UTS-39 and Chromium documentation discuss some good stuff, but they’re both even more restrictive than IDNA 2008.
UTS-39 references a tool which displays confusables. For example, x vs х is crazy dangerous. It shows up in a 14 registered names so far: some surrounded by the appropriate script and a few that are certainly malicious. Applying a confusable-like mapping might be a good idea but it will brick some names. Some of these are already handled by IDNA 2008.
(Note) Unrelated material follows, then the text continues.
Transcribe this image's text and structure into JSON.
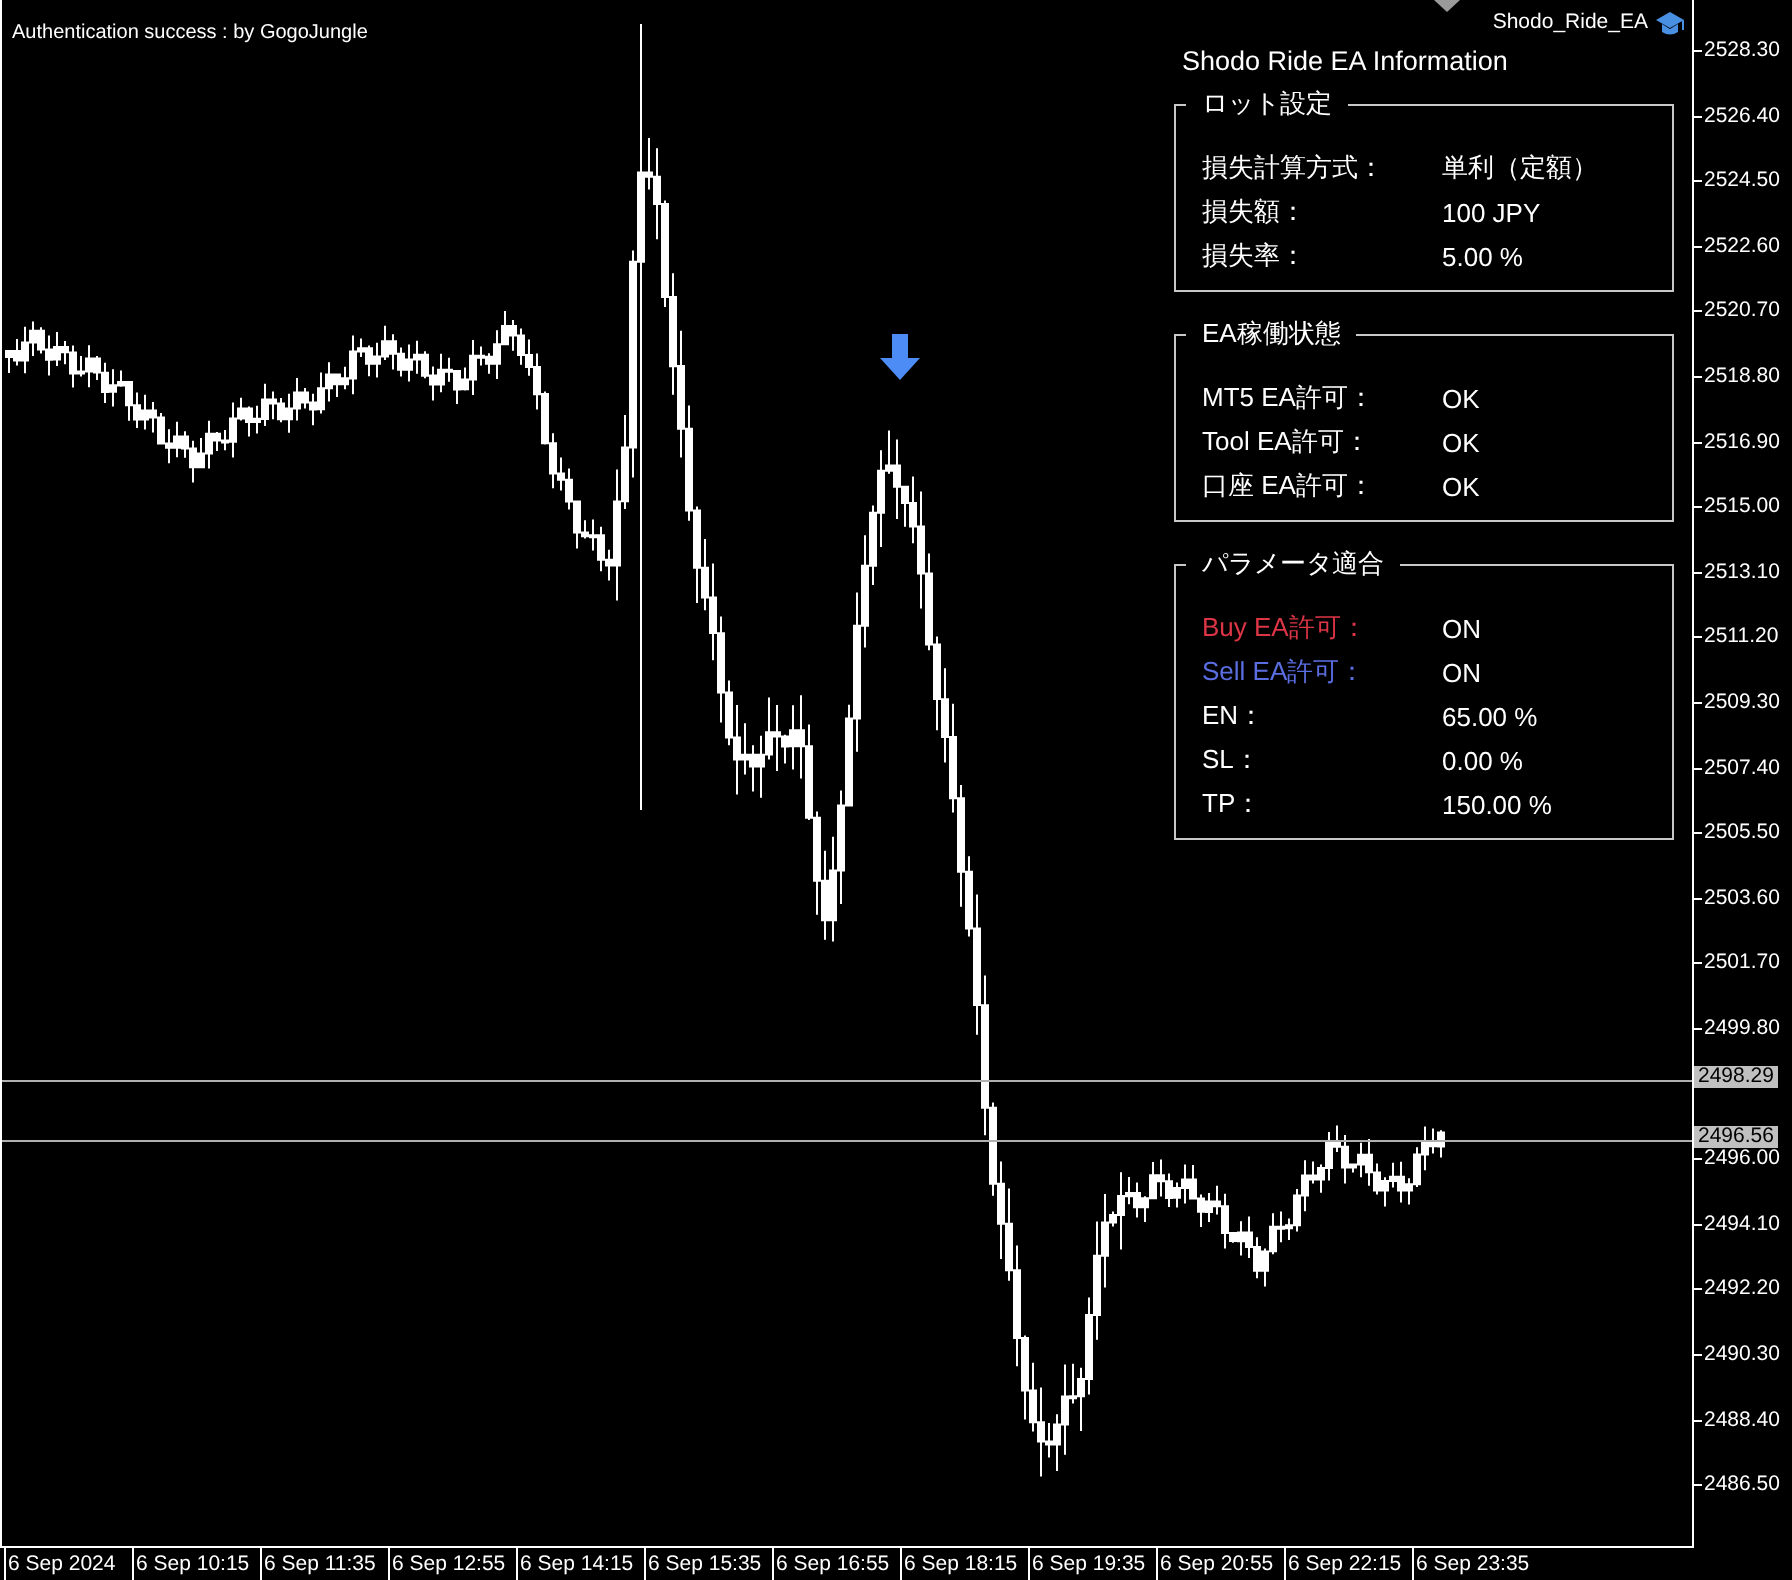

To reduce implementation complexity, rather then relying on many public Unicode files, ENS could supply a singular table that combines UTS-51 (+SEQ/ZWJ), UTS-46, and UTS-39 which makes implementation relatively straight forward.
Edit: Here is a first attempt at a visualization of the confusables relative to IDNA 2008.
The way to read this is: “o” is a confusable category. There are 75 characters that are confusable with it. According to IDNA 2008, they correspond to 42 separate entities after normalization is applied. The largest group has 14 characters that map to o. The next largest group has 7 characters that map to ه, etc. Groups of one are just shown as a single element (without the count and black arrow) to save space. The color codes match the rest of the reports: green = valid, purple = mapped, red = disallowed.
The scary thing would be any groups that map to similar yet distinct characters. For the image above, 14 map to o (6F) and 5 map to ο (3BF). There’s very little difference between “Latin Letter O” and “Greek Omicron”.